In the most recent estimate from 2018, officials counted 24 packs. The state reports a growth rate of 30 percent per year. Sometimes it's less; last year's growth rate was just six percent.
A couple of years ago, research teams with the University of Washington Center for Conservation Biology started using dogs rescued from shelters, who find scat from wildlife. The dogs have allowed them to monitor predators across the state from cougars to coyotes and wolves to black bears. Unlike limited monitoring of collared wolves, the dogs cover the entire population of animals and can get a wide variety of information like diet, sex, identity, stress, reproductive hormones, and pregnancy rates.
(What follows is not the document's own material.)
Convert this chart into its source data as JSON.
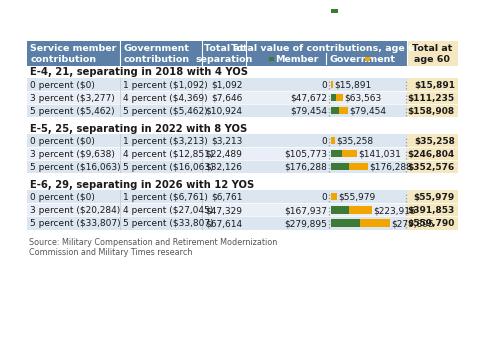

“We have a well-known project in the San Juan Islands on killer whales where the dogs are actually detecting floating scat,” Dr. Sam Wasser said. "One of the phenomenal benefits of these dogs is outreach. These dogs are absolutely public magnets. People just love them."
The team has collected 8,000 scat samples.
“We analyzed over 6,000 of those samples and we got 541 samples from wolves in year one and 285 in year two,” said Wasser.
Of the samples collected in the eastern third of the state, scientists identified 60 unique wolves in the first year with a population estimate of 68 individuals. In the second year, they collected 92 unique wolf scat samples with a population estimate of 95 wolves. The data shows the state has far more wolves than previously estimated.
However, Wasser said there could be at least 200 wolves, because they don't know how many of the wolves leaving scat samples were permanent or passing through.
Chase Gunnell, spokesperson for Conservation Northwest, was excited by the survey results, saying that they showed wolf recovery was progressing well.